Boardman’s fear is that any measure which reduces the likelihood of people travelling by bike will “almost certainly kill more people than it saves” – citing figures from Australia which show a dramatic drop in the number of cyclists following the imposition of the helmet law. However those figures have been refuted by academics in some quarters.

In July 2014, the island of Jersey became the first part of the British Isles to introduce a similar law on cycle helmets, making it mandatory for all under 14-year-olds to wear one. The vote followed years of campaigning by a founding member of Headway, Andrew Green, whose nine-year-old son Christopher was left severely disabled as a result of brain injury after being knocked off his bike without wearing a helmet.

Christopher Green, who was left severely disabled after being knocked off his bike aged nine
Christopher Green, who was left severely disabled after being knocked off his bike aged nine Credit: Family photo

Green, who was appointed MBE in 2006, is a senator in Jersey (the equivalent of an MP) and serves as deputy chief minister and minister for health and social services. Since the law was passed he says there has not been a single prosecution over anybody flouting the law and no discernible drop in cyclist numbers.

While the figures are not immediately available for whether or not the helmet law has reduced injuries among young cyclists, anecdotally those working on frontline services claim it has had a major impact. Nicholas Payne, 52, is an accident and emergency consultant specialising in paediatric care at Jersey General Hospital and ardent cycle safety campaigner.

“We have definitely seen less severe head injuries in children,” he says. “Those that come in not having worn a helmet usually require much more intervention than those without them.
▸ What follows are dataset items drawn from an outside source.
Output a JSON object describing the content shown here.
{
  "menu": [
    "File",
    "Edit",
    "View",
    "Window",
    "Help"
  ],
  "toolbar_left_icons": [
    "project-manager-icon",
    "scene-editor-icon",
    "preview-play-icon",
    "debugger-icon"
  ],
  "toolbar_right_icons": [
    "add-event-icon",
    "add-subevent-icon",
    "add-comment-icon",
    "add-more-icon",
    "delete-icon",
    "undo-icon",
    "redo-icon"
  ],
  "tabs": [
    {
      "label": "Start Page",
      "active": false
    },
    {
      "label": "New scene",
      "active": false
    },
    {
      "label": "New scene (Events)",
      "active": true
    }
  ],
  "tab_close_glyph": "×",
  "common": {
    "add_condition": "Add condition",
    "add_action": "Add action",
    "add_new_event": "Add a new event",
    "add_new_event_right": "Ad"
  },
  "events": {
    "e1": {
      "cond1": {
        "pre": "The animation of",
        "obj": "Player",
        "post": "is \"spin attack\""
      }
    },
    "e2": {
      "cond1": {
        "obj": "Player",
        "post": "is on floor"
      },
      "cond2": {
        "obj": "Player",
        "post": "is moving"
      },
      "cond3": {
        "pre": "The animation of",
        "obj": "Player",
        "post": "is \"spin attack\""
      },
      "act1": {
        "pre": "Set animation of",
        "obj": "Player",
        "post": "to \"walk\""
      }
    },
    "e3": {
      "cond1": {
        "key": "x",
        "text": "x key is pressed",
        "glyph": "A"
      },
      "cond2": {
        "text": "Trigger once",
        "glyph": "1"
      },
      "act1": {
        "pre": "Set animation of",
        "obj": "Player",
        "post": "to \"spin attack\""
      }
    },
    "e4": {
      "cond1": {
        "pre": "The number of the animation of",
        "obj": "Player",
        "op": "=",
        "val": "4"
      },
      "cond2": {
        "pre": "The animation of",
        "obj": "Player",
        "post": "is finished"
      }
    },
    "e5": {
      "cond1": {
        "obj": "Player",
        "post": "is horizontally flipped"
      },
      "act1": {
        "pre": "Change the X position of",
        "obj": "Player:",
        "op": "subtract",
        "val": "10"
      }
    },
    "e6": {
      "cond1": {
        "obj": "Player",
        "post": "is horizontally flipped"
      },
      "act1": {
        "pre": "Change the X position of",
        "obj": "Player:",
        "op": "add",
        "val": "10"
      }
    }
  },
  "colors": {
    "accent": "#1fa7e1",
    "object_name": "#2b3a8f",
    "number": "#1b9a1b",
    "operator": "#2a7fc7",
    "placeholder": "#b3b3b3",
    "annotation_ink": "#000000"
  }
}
Very few people on the medical side don’t believe in helmets.”

Another medical professional, Mark Wilson, a professor of brain injury at Imperial College London and an air ambulance doctor, argues a similar law should be imposed in Britain. Wilson is joint author of new research published this September that studied 129 cyclists with serious head injuries treated at St Mary's Hospital in Paddington, London, between 2011 and 2015. 
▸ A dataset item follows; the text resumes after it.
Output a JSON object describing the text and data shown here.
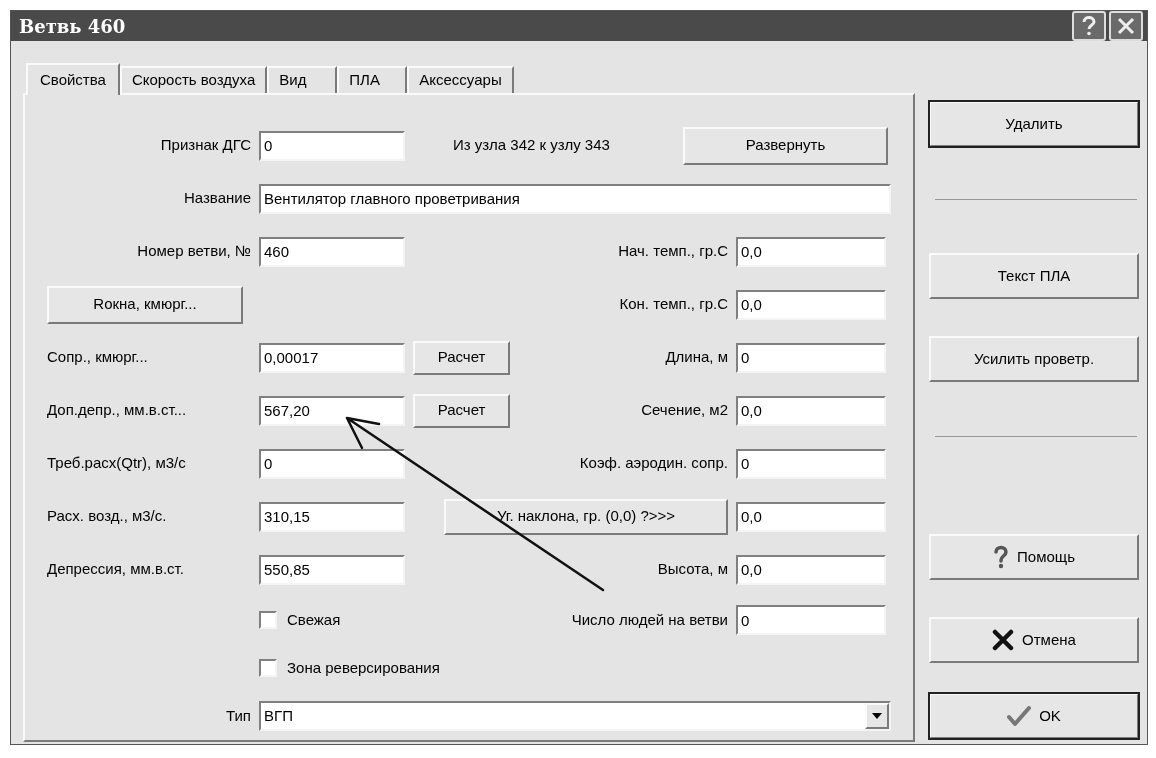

The study found fewer skull fractures and subdural haematomas among cyclists with helmets, although Wilson accepts there are some specific types of brain injury where protective headgear does not make a difference – such as shearing, where the brain rotates inside the skull.

“My view is if you get hit on the head by anything, something that dissipates the energy transmitted is probably better than not,” he says. “I think for children who don’t understand the risks and benefits it should be compulsory. In adults, where do you draw the line?”

When he heads out on a bike himself, Wilson, like his fellow consultant Nicholas Payne, opts to wear a cycle helmet. And perhaps that is where the truth lies.

The debate may continue to rage but when you have seen enough bloodied cyclists lying unconscious on a hospital bed, you want to give yourself every chance you can.